Tags

, ,

Tonight,  after dinner, I went out on the back porch and lit up a cigar. 

It’s  a gorgeous  night, balmy with a little breeze.  I sat in the dark, no light on, just breathing, listening to the rustle of trees, the hum of the odd car.  With my Lab, Dutch, by my side sniffing the air, I blithely watched the end of the cigar flare up in the shadows.  

After a while,  I knocked the ash off my Macanudo Portofino, let it die, then put the rest back in the tube to save for another day. 

I remember  the first time I smoked a cigar.  I was 18, at a party, when an older boy, at least 20, offered me one.  I was ripe for the pickin’ and thought I was the hottest thing since – well – Tiparillo’s. 

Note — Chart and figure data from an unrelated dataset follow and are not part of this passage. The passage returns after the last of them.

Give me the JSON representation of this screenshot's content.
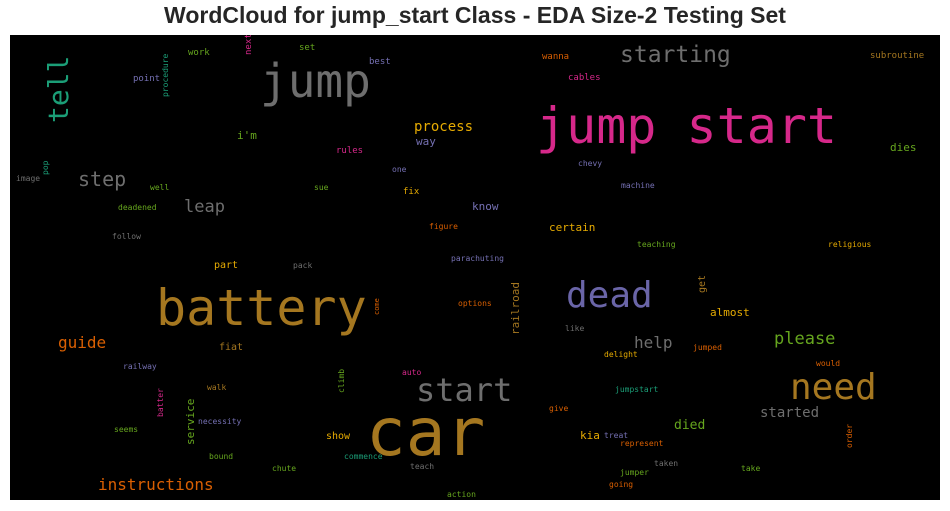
{
  "chart_data": {
    "type": "wordcloud",
    "title": "WordCloud for jump_start Class - EDA Size-2 Testing Set",
    "background": "#000000",
    "words": [
      {
        "text": "jump start",
        "color": "#d6288a"
      },
      {
        "text": "car",
        "color": "#a57720"
      },
      {
        "text": "battery",
        "color": "#a57720"
      },
      {
        "text": "jump",
        "color": "#6e6e6e"
      },
      {
        "text": "dead",
        "color": "#6a65a8"
      },
      {
        "text": "need",
        "color": "#a57720"
      },
      {
        "text": "start",
        "color": "#6e6e6e"
      },
      {
        "text": "starting",
        "color": "#6e6e6e"
      },
      {
        "text": "tell",
        "color": "#1b9e77"
      },
      {
        "text": "step",
        "color": "#6e6e6e"
      },
      {
        "text": "leap",
        "color": "#6e6e6e"
      },
      {
        "text": "please",
        "color": "#66a61e"
      },
      {
        "text": "guide",
        "color": "#d95f02"
      },
      {
        "text": "instructions",
        "color": "#d95f02"
      },
      {
        "text": "help",
        "color": "#6e6e6e"
      },
      {
        "text": "process",
        "color": "#e6ab02"
      },
      {
        "text": "started",
        "color": "#6e6e6e"
      },
      {
        "text": "died",
        "color": "#66a61e"
      },
      {
        "text": "almost",
        "color": "#e6ab02"
      },
      {
        "text": "certain",
        "color": "#e6ab02"
      },
      {
        "text": "know",
        "color": "#7570b3"
      },
      {
        "text": "way",
        "color": "#7570b3"
      },
      {
        "text": "i'm",
        "color": "#66a61e"
      },
      {
        "text": "dies",
        "color": "#66a61e"
      },
      {
        "text": "part",
        "color": "#e6ab02"
      },
      {
        "text": "fiat",
        "color": "#a57720"
      },
      {
        "text": "show",
        "color": "#e6ab02"
      },
      {
        "text": "kia",
        "color": "#e6ab02"
      },
      {
        "text": "railroad",
        "color": "#a57720"
      },
      {
        "text": "service",
        "color": "#66a61e"
      },
      {
        "text": "get",
        "color": "#a57720"
      },
      {
        "text": "work",
        "color": "#66a61e"
      },
      {
        "text": "next",
        "color": "#d6288a"
      },
      {
        "text": "set",
        "color": "#66a61e"
      },
      {
        "text": "best",
        "color": "#7570b3"
      },
      {
        "text": "wanna",
        "color": "#d95f02"
      },
      {
        "text": "subroutine",
        "color": "#a57720"
      },
      {
        "text": "point",
        "color": "#7570b3"
      },
      {
        "text": "cables",
        "color": "#d6288a"
      },
      {
        "text": "procedure",
        "color": "#1b9e77"
      },
      {
        "text": "rules",
        "color": "#d6288a"
      },
      {
        "text": "one",
        "color": "#7570b3"
      },
      {
        "text": "chevy",
        "color": "#7570b3"
      },
      {
        "text": "pop",
        "color": "#1b9e77"
      },
      {
        "text": "image",
        "color": "#6e6e6e"
      },
      {
        "text": "well",
        "color": "#66a61e"
      },
      {
        "text": "sue",
        "color": "#66a61e"
      },
      {
        "text": "fix",
        "color": "#e6ab02"
      },
      {
        "text": "machine",
        "color": "#7570b3"
      },
      {
        "text": "deadened",
        "color": "#66a61e"
      },
      {
        "text": "figure",
        "color": "#d95f02"
      },
      {
        "text": "follow",
        "color": "#6e6e6e"
      },
      {
        "text": "teaching",
        "color": "#66a61e"
      },
      {
        "text": "religious",
        "color": "#e6ab02"
      },
      {
        "text": "pack",
        "color": "#6e6e6e"
      },
      {
        "text": "parachuting",
        "color": "#7570b3"
      },
      {
        "text": "options",
        "color": "#d95f02"
      },
      {
        "text": "come",
        "color": "#d95f02"
      },
      {
        "text": "like",
        "color": "#6e6e6e"
      },
      {
        "text": "jumped",
        "color": "#d95f02"
      },
      {
        "text": "delight",
        "color": "#e6ab02"
      },
      {
        "text": "would",
        "color": "#d95f02"
      },
      {
        "text": "railway",
        "color": "#7570b3"
      },
      {
        "text": "auto",
        "color": "#d6288a"
      },
      {
        "text": "walk",
        "color": "#a57720"
      },
      {
        "text": "jumpstart",
        "color": "#1b9e77"
      },
      {
        "text": "climb",
        "color": "#66a61e"
      },
      {
        "text": "give",
        "color": "#d95f02"
      },
      {
        "text": "necessity",
        "color": "#7570b3"
      },
      {
        "text": "seems",
        "color": "#66a61e"
      },
      {
        "text": "treat",
        "color": "#7570b3"
      },
      {
        "text": "represent",
        "color": "#d95f02"
      },
      {
        "text": "batter",
        "color": "#d6288a"
      },
      {
        "text": "bound",
        "color": "#66a61e"
      },
      {
        "text": "commence",
        "color": "#1b9e77"
      },
      {
        "text": "teach",
        "color": "#6e6e6e"
      },
      {
        "text": "taken",
        "color": "#6e6e6e"
      },
      {
        "text": "take",
        "color": "#66a61e"
      },
      {
        "text": "order",
        "color": "#d95f02"
      },
      {
        "text": "chute",
        "color": "#66a61e"
      },
      {
        "text": "jumper",
        "color": "#66a61e"
      },
      {
        "text": "going",
        "color": "#d95f02"
      },
      {
        "text": "action",
        "color": "#66a61e"
      }
    ]
  }
}
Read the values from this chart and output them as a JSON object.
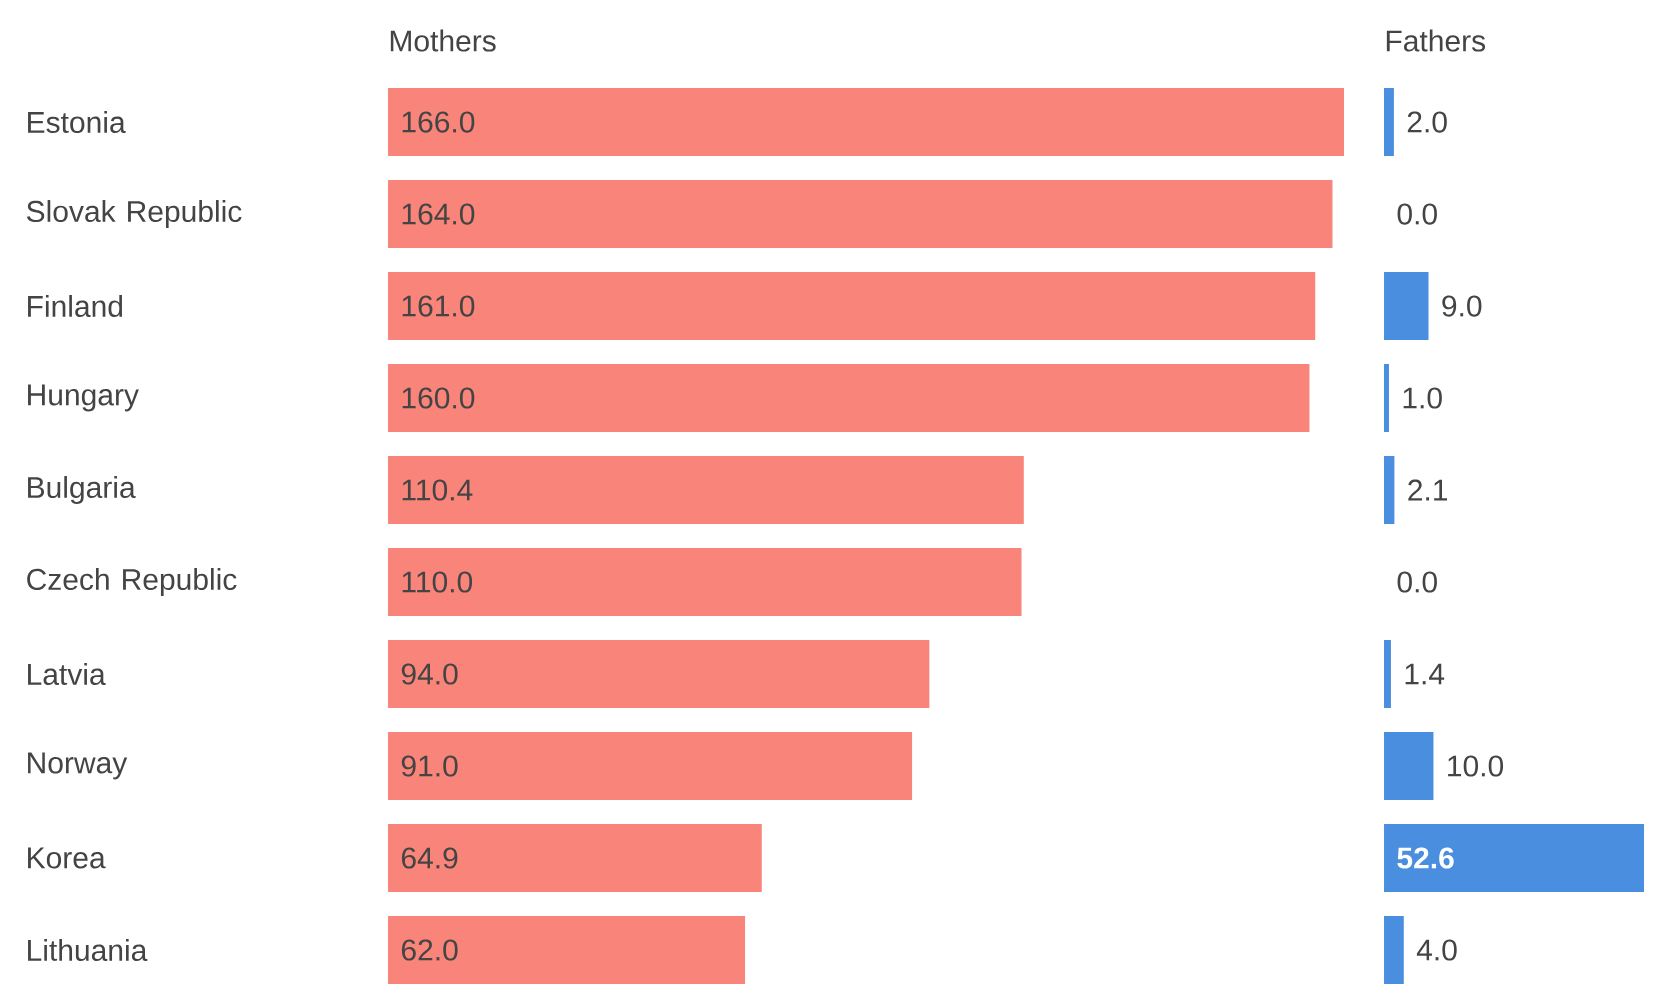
{
  "chart_data": [
    {
      "type": "bar",
      "orientation": "horizontal",
      "title": "Mothers",
      "categories": [
        "Estonia",
        "Slovak Republic",
        "Finland",
        "Hungary",
        "Bulgaria",
        "Czech Republic",
        "Latvia",
        "Norway",
        "Korea",
        "Lithuania"
      ],
      "values": [
        166.0,
        164.0,
        161.0,
        160.0,
        110.4,
        110.0,
        94.0,
        91.0,
        64.9,
        62.0
      ],
      "value_labels": [
        "166.0",
        "164.0",
        "161.0",
        "160.0",
        "110.4",
        "110.0",
        "94.0",
        "91.0",
        "64.9",
        "62.0"
      ],
      "color": "#f8847a",
      "tick_labels": "y"
    },
    {
      "type": "bar",
      "orientation": "horizontal",
      "title": "Fathers",
      "categories": [
        null,
        null,
        null,
        null,
        null,
        null,
        null,
        null,
        null,
        null
      ],
      "values": [
        2.0,
        0.0,
        9.0,
        1.0,
        2.1,
        0.0,
        1.4,
        10.0,
        52.6,
        4.0
      ],
      "value_labels": [
        "2.0",
        "0.0",
        "9.0",
        "1.0",
        "2.1",
        "0.0",
        "1.4",
        "10.0",
        "52.6",
        "4.0"
      ],
      "color": "#4a8ee0",
      "tick_labels": false
    }
  ]
}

Remember Tiparillo’s  – they were back in the ’60’s, I had just graduated high school: an all-girls Catholic high school, in the Bronx.  We wore green uniforms and I rolled my skirt.

That first summer  after graduation, I started lighting up, never at home, but at parties, bars, and on street corners under the streetlight with friends.  They had Marlboro’s, Winston’s, and a Camel or two, but my smoke of choice was a Tip – a Tiparillo.   

There was an ad  campaign, something about, “Should a gentleman offer a lady a Tiparillo?”  The point being, that Tiparillo’s were almost cigars, and since few women smoked cigars, this was one you could smoke and still be a lady.    

Almost cigars was actually way off the mark – Tiparillo’s were kinda’ like a bigger, longer cigarette, without the white paper, but with a tobacco wrapper and a plastic mouthpiece.  

They came  maybe five in a pack and tasted more like the smoke of a cigarette, then a cigarette itself, and not anywhere near as strong as a real cigar, or even as strong as my mother’s Pall Mall’s.  I probably went through a pack or two a year before I stopped smoking all together when I married at 23. 

The ads  didn’t merely sell Tiparillo’s; they sold sex.    Under a photo of a topless, bespectacled, big-breasted woman, with a ledger book decorously placed, was the slogan, “Should a gentleman offer an accountant a Tiparillo?”   How risqué was that !

My bra size  was 32A, I needed my glasses for walking, talking, and breathing, couldn’t balance the books to save my soul, but that Tiparillo made me Fab.  

A few years ago,  after almost 30 years of not smoking, I celebrated my 50th and lit up cigar.  Maybe it was the lightheadedness the smoke caused or the flood of memories that made me high – but the contentment immediately returned.  And, like a Tip, I only want one or two a year.   

Chocolate  is my addiction, cigars are my caprice: the slow prep, the waving flame, the intake not the inhale of breath, the aroma, the anxiety of a bite, then the tranquility when it doesn’t come, never fails to soothe me. 

Tonight’s cigar  had me envisioning that hot teenager of 40 years ago, and bending over to pet Dutch, those boobs are still 32.  Yep – 32 inches from tip-to-floor.